As I’ve noted before in this blog, when I lead retreats — or even wait on customers in the store — I do get to teach, in that I get to share with others the one thing I am most passionate about: contemplative spirituality. As for research, I can explore whatever I want, and thanks to the work I do, I get more free books than I have time to read. Informal opportunities to provide spiritual direction to others comes along all the time, and I have a constellation of wonderful, down-to-earth friends, who are intelligent and vibrant and not particularly worried about proving anything to anybody.

In short, my life rocks. Every day I get to write and to pray and to hang out with monks and books. It’s such a singularly wonderful life that I suspect any egoically-driven attempt to “make it better” might actually make it worse. When you stand at the north pole, every step you take takes you south. I am keenly aware that I have as much to lose as I have to gain when I consider taking my life in a different or a new direction.

So, why then, do I get so triggered when a well-meaning guy like Bob asks me why I’m wasting my life, or a University professor marvels at my accomplishments “without even having an academic degree”? Because I’m human, which means I’m proud and insecure, which means I’m the type of person who agonizes over the road not taken.

And if I had gone to seminary and become a priest, or pursued a Ph.D. and launched an academic career, I suspect I’d be just as haunted by all the other roads not taken — one of which would have been the road of a modest career that enabled me to pursue my spiritual and creative interests entirely on my own terms.
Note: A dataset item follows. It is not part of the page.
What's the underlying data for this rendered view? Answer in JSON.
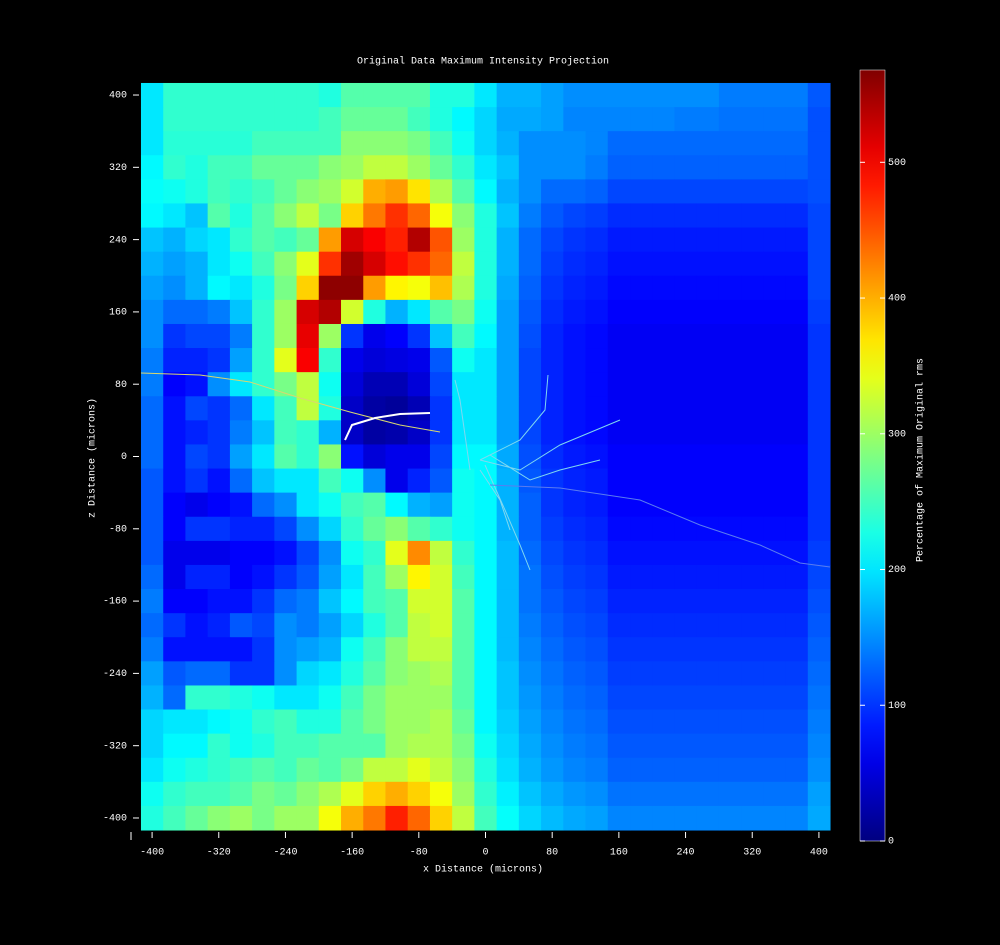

At the end of the novel Lake Wobegon Days, Garrison Keillor notes that “Some luck lies in not getting what you thought you wanted but getting what you have, which once you have it you may be smart enough to see is what you would have wanted had you known.”

Wise words there, even if you have to read them three times to make sure you get it. And on my better days, I am smart enough to see that I am right where I want to be. I’m smart enough to love my unusual little life, without judgment or regret. And then, on my less-centered days, I wonder about what might have been, or what ought to be. And who knows what tomorrow might bring? If I pursue a Ph.D. or run off to seminary at age 65, I won’t be the first person nutty enough to do so. All I hope is that, if ever I do return to the classroom (on either side of the podium), I will be driven by the desires of my heart, and not just some egoic need to prove myself.

Meanwhile, until I have that knot untangled, I know there are a lot of people who need to read books by Julian of Norwich or Bernard McGinn or John of the Cross. And I happen to know a wonderful bookstore where you can get just those books.